EU expresses fresh concerns over Turkey’s deteriorating rule of law
The European Union has expressed concern over recent developments undermining the rule of law and independence of the judiciary in Turkey, following legal action against executive committee members of the Turkish Medical Association (TTB).
“The reversal of the court decision to release Amnesty International Turkey Chair Taner Kılıҫ and the detention of the members of the Executive Committee of the Turkish Medical Association are the latest examples of the worrying developments undermining the rule of law and independence and impartiality of the judiciary in Turkey,” High Representative of the EU for Foreign Affairs Federica Mogherini and European Commissioner Johannes Hahn said in a joint statement on Feb. 2.
An Istanbul court on Feb. 1 overturned its earlier decision to release Kılıç, ordering for him to be kept in jail for the duration of his trial on terror charges.
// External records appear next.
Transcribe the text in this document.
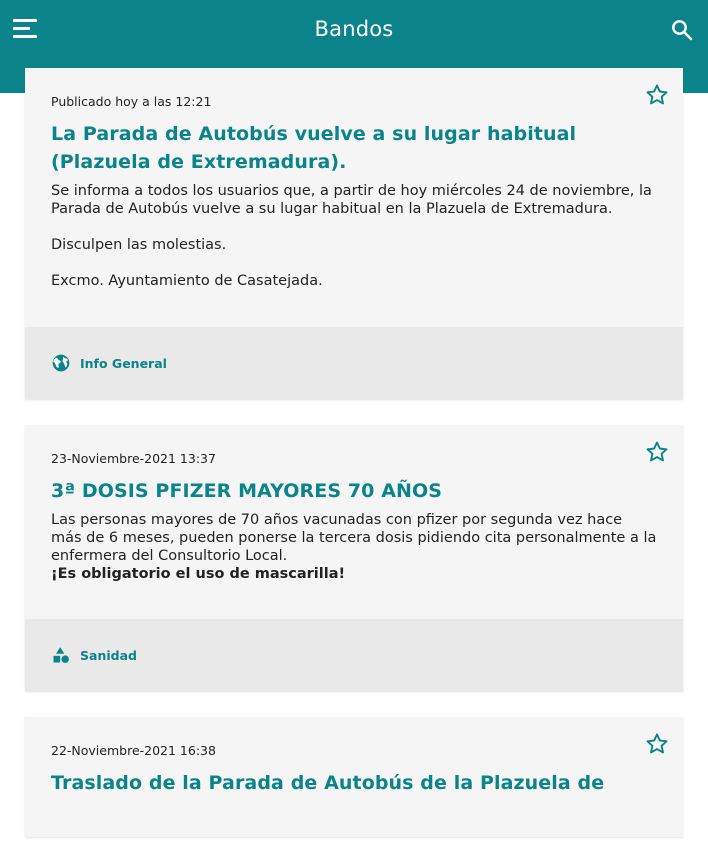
Bandos
Publicado hoy a las 12:21
La Parada de Autobús vuelve a su lugar habitual (Plazuela de Extremadura).

Se informa a todos los usuarios que, a partir de hoy miércoles 24 de noviembre, la Parada de Autobús vuelve a su lugar habitual en la Plazuela de Extremadura.

Disculpen las molestias.

Excmo. Ayuntamiento de Casatejada.

Info General
23-Noviembre-2021 13:37
3ª DOSIS PFIZER MAYORES 70 AÑOS

Las personas mayores de 70 años vacunadas con pfizer por segunda vez hace más de 6 meses, pueden ponerse la tercera dosis pidiendo cita personalmente a la enfermera del Consultorio Local.

¡Es obligatorio el uso de mascarilla!

Sanidad
22-Noviembre-2021 16:38
Traslado de la Parada de Autobús de la Plazuela de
The court on Jan. 31 had ordered the conditional release of Kılıç, who has been in prison since June, but it reversed its decision on Feb. 1 after the prosecutor appealed the ruling,
Mogherini and Hahn also warned about the apparent non-implementation of Constitutional Court rulings in Turkey.
“The non-implementation of judgements, including the recent Constitutional Court ruling and continued detention of two journalists, in addition to the undermining of the rule of law, risks setting an unfortunate precedent as it casts serious doubts about the existence of effective legal remedy,” the statement said.
“The European Union expects the Turkish authorities to ensure that the Constitutional Court decision of 11 January 2018 is implemented and that the journalists are released without delay. Concrete and lasting improvements in the area of rule of law and fundamental freedoms remain essential to the prospects of EU-Turkey relations,” it added.
Eleven members of the TTB were detained after they issued a written statement on the Turkish military’s ongoing cross-border operation into Afrin, which referred to the negative impacts of the war on public health.